Coins in promotion of entertainment events are likely categorized as ‘commemorative coins’: they’re recently minted, produced in high volumes and fairly uniform. Other examples from The Royal Canadian Mint include coins to celebrate Toronto Maple Leafs players, to feature Canada’s native wildlife (like the white-tailed deer and swimming beavers), and to honour Canada’s 150-year anniversary.
Similar to commemorative coins (but importantly distinct) are Numismatic Bullion. These coins often have a value higher than their precious metal content and higher than their face value. Numismatic coins are the fruit of a limited mintage, are quite old or are the result of misprints.
However, it isn’t always easy to tell which coins are rare collectibles. That can make it difficult if you inherit a coin collection. Would you know how to sell silver coins in Canada?
Here are a few pointers if you have your own collection.
Organize Your Coins
Depending on how many coins you’ve inherited — or found in storage — you will want to group your coins in to categories to give yourself a better understanding of what’s in your possession.
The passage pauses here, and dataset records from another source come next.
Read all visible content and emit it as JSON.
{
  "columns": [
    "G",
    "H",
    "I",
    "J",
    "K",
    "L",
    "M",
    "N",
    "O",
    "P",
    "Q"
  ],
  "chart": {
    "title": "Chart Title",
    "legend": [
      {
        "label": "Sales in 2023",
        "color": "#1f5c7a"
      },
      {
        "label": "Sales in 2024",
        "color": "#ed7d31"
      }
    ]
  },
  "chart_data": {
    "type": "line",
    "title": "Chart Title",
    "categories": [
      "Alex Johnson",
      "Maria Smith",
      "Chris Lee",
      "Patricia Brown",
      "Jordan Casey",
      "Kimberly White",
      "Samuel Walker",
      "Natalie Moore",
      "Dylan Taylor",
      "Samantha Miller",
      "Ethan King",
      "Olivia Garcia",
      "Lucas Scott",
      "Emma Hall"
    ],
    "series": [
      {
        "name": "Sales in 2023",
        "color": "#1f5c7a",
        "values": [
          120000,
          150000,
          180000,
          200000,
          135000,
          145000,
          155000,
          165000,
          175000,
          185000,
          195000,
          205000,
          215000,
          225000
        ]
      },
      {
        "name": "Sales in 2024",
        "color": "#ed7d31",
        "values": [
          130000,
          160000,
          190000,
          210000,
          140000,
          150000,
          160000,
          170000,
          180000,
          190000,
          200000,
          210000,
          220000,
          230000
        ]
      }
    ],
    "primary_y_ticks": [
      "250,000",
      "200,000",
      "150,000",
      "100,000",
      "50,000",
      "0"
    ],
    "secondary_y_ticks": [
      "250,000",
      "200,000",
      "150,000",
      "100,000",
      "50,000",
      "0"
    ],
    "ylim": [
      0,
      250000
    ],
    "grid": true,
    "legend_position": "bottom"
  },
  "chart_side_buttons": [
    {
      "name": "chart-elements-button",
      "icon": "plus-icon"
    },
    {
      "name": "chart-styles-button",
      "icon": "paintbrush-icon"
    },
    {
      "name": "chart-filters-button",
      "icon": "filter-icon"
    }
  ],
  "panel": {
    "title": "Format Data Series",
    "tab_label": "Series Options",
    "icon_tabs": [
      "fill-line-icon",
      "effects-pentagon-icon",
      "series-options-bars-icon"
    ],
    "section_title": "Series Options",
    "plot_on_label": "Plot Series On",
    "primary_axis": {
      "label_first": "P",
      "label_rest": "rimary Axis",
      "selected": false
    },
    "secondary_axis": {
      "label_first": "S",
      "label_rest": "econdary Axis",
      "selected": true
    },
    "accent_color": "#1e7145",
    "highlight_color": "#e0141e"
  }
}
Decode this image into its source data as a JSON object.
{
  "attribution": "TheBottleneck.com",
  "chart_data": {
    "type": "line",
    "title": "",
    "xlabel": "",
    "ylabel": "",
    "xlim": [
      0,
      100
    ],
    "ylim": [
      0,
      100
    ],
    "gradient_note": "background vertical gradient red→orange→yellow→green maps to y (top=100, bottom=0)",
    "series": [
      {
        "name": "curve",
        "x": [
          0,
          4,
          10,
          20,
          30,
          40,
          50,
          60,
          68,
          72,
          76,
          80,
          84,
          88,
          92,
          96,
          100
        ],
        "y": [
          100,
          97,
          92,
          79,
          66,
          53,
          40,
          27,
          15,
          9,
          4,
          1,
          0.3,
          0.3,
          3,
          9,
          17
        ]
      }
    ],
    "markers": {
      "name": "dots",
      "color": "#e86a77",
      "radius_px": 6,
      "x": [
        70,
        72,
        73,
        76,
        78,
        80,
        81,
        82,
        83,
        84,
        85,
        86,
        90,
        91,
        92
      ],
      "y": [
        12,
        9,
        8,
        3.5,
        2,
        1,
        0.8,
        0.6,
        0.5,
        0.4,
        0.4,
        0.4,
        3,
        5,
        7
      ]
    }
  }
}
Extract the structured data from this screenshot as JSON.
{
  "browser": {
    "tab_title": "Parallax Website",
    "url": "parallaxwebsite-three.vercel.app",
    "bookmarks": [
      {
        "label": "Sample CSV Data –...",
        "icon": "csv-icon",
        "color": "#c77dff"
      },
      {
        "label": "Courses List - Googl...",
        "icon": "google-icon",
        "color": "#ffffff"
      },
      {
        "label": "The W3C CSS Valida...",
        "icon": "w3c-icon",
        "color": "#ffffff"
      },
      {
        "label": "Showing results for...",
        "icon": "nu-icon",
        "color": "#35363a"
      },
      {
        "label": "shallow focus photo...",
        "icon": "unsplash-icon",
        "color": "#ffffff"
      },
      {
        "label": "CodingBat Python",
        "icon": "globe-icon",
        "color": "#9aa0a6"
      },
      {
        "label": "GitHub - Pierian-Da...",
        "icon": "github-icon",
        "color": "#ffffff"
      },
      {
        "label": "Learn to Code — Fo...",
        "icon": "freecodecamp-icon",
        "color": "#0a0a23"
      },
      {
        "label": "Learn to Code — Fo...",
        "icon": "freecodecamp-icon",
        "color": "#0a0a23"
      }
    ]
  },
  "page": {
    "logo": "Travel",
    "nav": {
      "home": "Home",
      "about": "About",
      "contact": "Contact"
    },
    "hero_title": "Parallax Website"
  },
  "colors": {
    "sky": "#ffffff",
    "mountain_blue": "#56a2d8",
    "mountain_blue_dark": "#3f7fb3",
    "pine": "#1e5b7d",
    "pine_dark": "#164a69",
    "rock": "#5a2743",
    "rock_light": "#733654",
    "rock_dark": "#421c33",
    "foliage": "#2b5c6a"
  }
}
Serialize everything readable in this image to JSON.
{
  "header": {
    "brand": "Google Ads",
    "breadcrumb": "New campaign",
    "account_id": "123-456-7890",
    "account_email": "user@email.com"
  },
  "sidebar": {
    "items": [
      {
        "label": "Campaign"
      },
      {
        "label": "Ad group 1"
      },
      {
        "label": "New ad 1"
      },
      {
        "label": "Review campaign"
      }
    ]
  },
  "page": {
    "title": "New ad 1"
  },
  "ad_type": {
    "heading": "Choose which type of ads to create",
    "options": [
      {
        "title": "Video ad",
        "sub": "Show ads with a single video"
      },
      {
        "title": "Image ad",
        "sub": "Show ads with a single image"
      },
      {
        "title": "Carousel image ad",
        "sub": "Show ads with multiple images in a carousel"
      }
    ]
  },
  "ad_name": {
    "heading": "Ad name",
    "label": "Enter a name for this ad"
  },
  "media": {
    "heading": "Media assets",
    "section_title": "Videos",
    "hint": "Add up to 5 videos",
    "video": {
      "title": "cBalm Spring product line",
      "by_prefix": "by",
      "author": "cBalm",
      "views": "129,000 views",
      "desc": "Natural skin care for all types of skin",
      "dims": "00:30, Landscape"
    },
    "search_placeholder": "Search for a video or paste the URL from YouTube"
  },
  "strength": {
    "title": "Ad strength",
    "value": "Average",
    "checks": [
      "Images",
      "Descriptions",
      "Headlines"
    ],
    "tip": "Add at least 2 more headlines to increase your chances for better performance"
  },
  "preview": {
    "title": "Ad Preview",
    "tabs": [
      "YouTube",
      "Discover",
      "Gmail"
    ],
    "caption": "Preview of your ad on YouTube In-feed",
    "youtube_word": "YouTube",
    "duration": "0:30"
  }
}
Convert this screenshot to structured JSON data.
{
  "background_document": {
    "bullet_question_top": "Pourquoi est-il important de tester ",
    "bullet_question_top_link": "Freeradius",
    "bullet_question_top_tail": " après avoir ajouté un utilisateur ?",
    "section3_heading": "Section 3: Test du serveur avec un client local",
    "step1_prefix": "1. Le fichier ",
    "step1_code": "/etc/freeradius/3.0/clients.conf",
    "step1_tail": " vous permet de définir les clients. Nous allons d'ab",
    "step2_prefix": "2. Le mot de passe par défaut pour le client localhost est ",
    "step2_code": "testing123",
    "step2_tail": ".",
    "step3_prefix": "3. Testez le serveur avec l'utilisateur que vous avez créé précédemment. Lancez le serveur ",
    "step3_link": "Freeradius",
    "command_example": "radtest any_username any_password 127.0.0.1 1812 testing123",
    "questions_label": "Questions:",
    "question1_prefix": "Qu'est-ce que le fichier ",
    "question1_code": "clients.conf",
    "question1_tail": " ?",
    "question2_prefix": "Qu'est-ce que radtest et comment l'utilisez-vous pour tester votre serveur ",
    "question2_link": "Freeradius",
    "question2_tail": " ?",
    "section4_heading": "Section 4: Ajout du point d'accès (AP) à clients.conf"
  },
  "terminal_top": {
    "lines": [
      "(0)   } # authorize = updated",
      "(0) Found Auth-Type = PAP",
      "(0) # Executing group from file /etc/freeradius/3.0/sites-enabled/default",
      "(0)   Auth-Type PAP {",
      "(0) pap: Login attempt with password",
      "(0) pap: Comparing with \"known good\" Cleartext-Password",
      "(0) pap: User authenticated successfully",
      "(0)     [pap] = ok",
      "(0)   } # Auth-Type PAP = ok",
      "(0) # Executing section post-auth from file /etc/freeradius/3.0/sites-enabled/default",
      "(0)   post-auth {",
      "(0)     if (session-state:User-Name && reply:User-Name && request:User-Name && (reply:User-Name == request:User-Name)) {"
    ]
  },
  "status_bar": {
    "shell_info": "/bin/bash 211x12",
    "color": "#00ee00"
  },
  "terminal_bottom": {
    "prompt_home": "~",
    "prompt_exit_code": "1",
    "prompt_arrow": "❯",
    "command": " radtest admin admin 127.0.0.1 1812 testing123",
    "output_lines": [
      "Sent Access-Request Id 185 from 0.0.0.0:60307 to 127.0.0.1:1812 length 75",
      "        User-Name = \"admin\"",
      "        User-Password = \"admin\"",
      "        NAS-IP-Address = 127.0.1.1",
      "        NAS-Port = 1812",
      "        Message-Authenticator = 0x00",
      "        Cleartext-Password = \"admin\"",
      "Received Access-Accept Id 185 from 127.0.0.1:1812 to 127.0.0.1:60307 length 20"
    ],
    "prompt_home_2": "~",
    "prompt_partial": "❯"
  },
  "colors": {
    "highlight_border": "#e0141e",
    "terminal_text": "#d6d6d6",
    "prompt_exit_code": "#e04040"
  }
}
Some ideas for categorization are:
- Country of Origin
- Grade (the coins’ condition)
- Log Your Coins
Once you have a better sense of order among the collection, log your coins. This might take considerable time, but the payoff will be worth the labour. Having a clearly organized list of what you have on hand will help you ascertain quotes later.
Don’t Clean Your Coins
Don’t take a standard cleaning cloth to your coins. This might be challenging, as it’s satisfying to buff a piece of silver to a shiny finish; however, when done incorrectly, you risk potential damage to the coin face, and unlike most collectible items, a shiny, cleaned coin could have a lesser value than if it was in its original, historied state.
Take Your Time
If you don’t need monetary compensation quickly, take your time. Uploading your coin(s) to an internet auction site or bringing them to your local pawn shop may not necessarily allow you to reap the highest financial return. Remember, you could be taken advantage of.
Do Your Research
Shop around online; look for financial services specializing in coins and bullion. You can even ask if they have numismatists onsite. A numismatist is a specialist familiar with a broad range of coins from around the world, and can accurately assess whether your coin has any extra value on the collectors’ market.
Check reviews and find out how long the buyer has been in business. While not always the case, longevity in the industry can denote return clients due to trustworthy service.
Lastly, if you do visit multiple buyers and obtain several quotes, keep in mind that the value of silver and gold fluctuates, and so the quote you received many weeks ago may no longer be accurate.